Justice Quinn held that the notes were privileged:

[61]   I think that, in third-party or tort claims (as opposed to claims by an insured against his or her own insurer), there is no preliminary investigative phase where privilege does not attach to notes, reports and files of adjusters. In third-party insurance claims, the sole reason for any investigation by or on behalf of an insurer is because of the prospect of litigation. It is naive to think otherwise; and the fact that the investigation may be used to arrive at a pre-lawsuit settlement does not detract from the point that I make. The prospect of litigation inherently includes the prospect of settlement.

When the adjusters were retained to conduct their investigation on behalf of Wal-mart's insurer, the sole purpose of any documents they created was in anticipation of litigation.  The decision provides a helpful summary of the case law regarding litigation privilege (and as an added bonus, a nice example of Justice Quinn's sense of humour). 

Friday, January 23, 2015

Litigation Privilege - Production of Lawyer's Notes of Interview


A recent case deals with production of statements taken by an opposing party.  It provides a summary of the principles relating to litigation privilege.

In Hart v.

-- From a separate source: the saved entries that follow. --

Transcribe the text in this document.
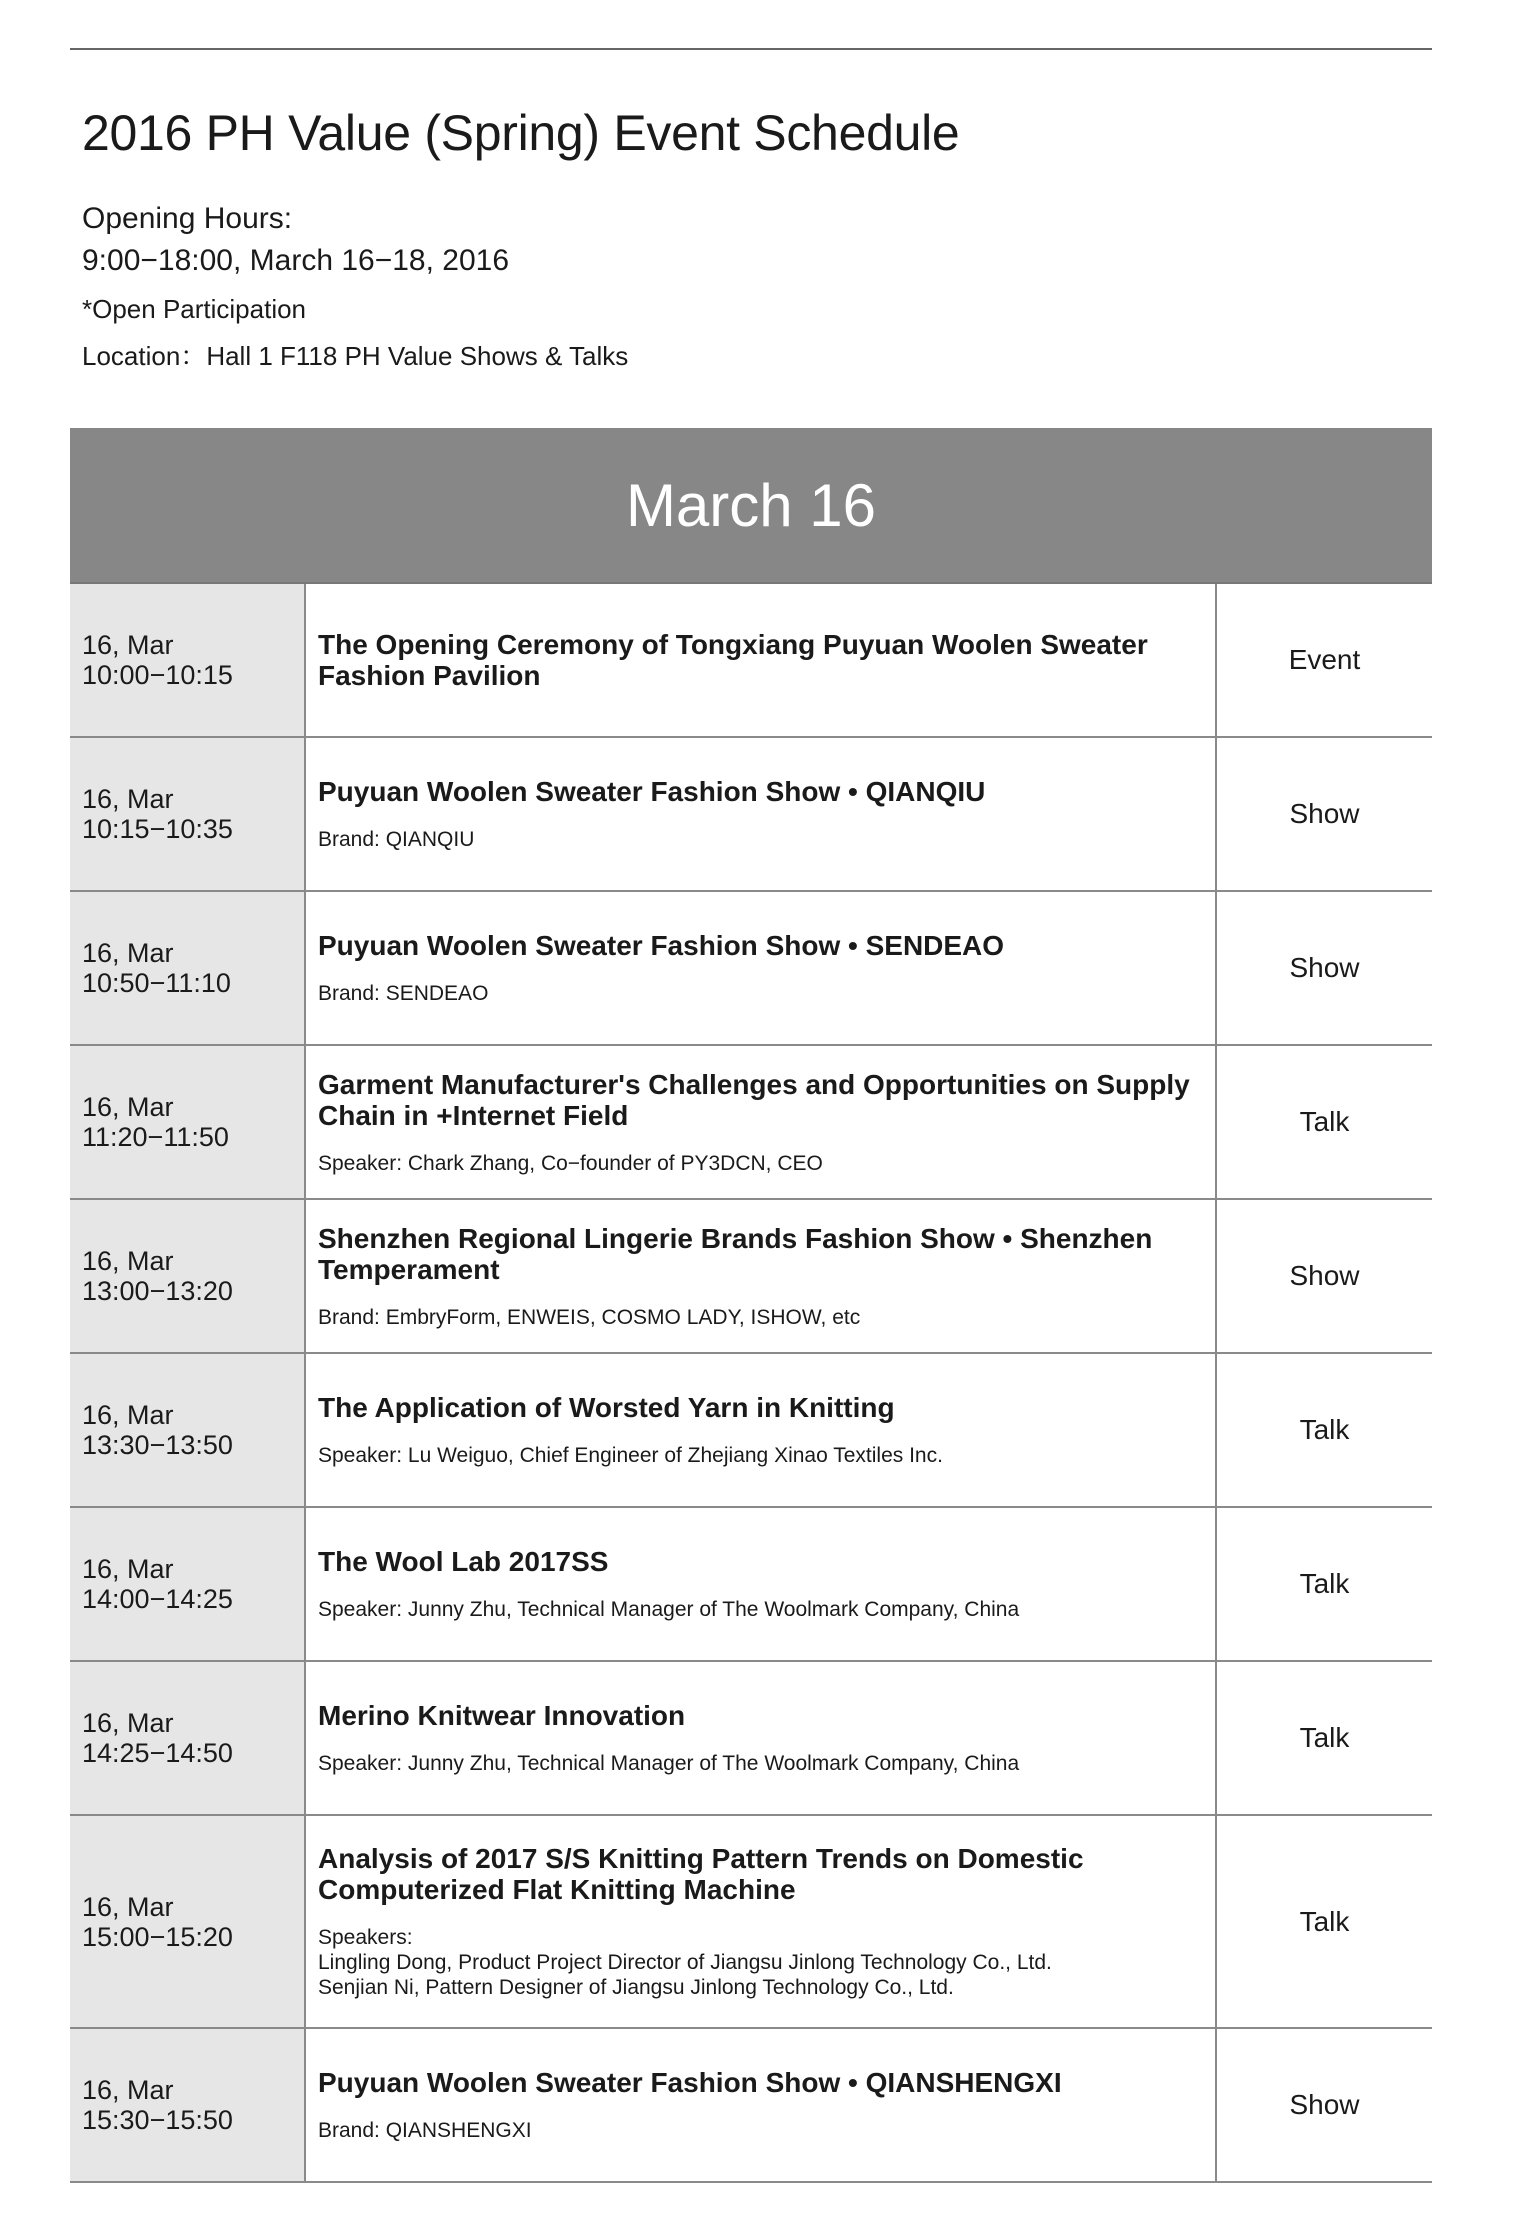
2016 PH Value (Spring) Event Schedule
Opening Hours:
9:00−18:00, March 16−18, 2016
*Open Participation
Location：Hall 1 F118 PH Value Shows & Talks
March 16
16, Mar
10:00−10:15
The Opening Ceremony of Tongxiang Puyuan Woolen Sweater Fashion Pavilion
Event
16, Mar
10:15−10:35
Puyuan Woolen Sweater Fashion Show • QIANQIU
Brand: QIANQIU
Show
16, Mar
10:50−11:10
Puyuan Woolen Sweater Fashion Show • SENDEAO
Brand: SENDEAO
Show
16, Mar
11:20−11:50
Garment Manufacturer's Challenges and Opportunities on Supply Chain in +Internet Field
Speaker: Chark Zhang, Co−founder of PY3DCN, CEO
Talk
16, Mar
13:00−13:20
Shenzhen Regional Lingerie Brands Fashion Show • Shenzhen Temperament
Brand: EmbryForm, ENWEIS, COSMO LADY, ISHOW, etc
Show
16, Mar
13:30−13:50
The Application of Worsted Yarn in Knitting
Speaker: Lu Weiguo, Chief Engineer of Zhejiang Xinao Textiles Inc.
Talk
16, Mar
14:00−14:25
The Wool Lab 2017SS
Speaker: Junny Zhu, Technical Manager of The Woolmark Company, China
Talk
16, Mar
14:25−14:50
Merino Knitwear Innovation
Speaker: Junny Zhu, Technical Manager of The Woolmark Company, China
Talk
16, Mar
15:00−15:20
Analysis of 2017 S/S Knitting Pattern Trends on Domestic Computerized Flat Knitting Machine
Speakers:
Lingling Dong, Product Project Director of Jiangsu Jinlong Technology Co., Ltd.
Senjian Ni, Pattern Designer of Jiangsu Jinlong Technology Co., Ltd.
Talk
16, Mar
15:30−15:50
Puyuan Woolen Sweater Fashion Show • QIANSHENGXI
Brand: QIANSHENGXI
Show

Canada (Attorney General), 2012 ONSC 6067 (S.C.J.), the plaintiff brought a motion seeking production of notes that had been made by counsel for the defendant several years earlier when the plaintiff was a potential witness in another lawsuit arising out of the same factual nexus.  The notes appeared to be an almost verbatim translation of the interview.  The defendant argued the notes were protected by litigation privilege.  The Master ordered the notes to be produced and the defendant appealed.

The appeal was dismissed.  Litigation privilege cannot restrict disclosure of an opposing party's statements.  Information or statements that are obtained from an opposing party cannot be confidential from that party.  To the extent a document is a mere recording of information given by the opposing party, it is not subject to litigation privilege, even though it was created with a view to anticipated future actions; however, if the document contains something more that amounts to a solicitor's work product, then it is privileged.  Counsel for the defendant would be permitted to make a proposal to redact certain parts of the document that contained information that was more than simply a record of the plaintiff's interview and statement, such as margin notes, underlining and highlighting.

It appears that the key fact was that the notes contained an almost verbatim recording of the plaintiff's interview.  If the notes contained the solicitor's strategies or theories, the outcome may have been different.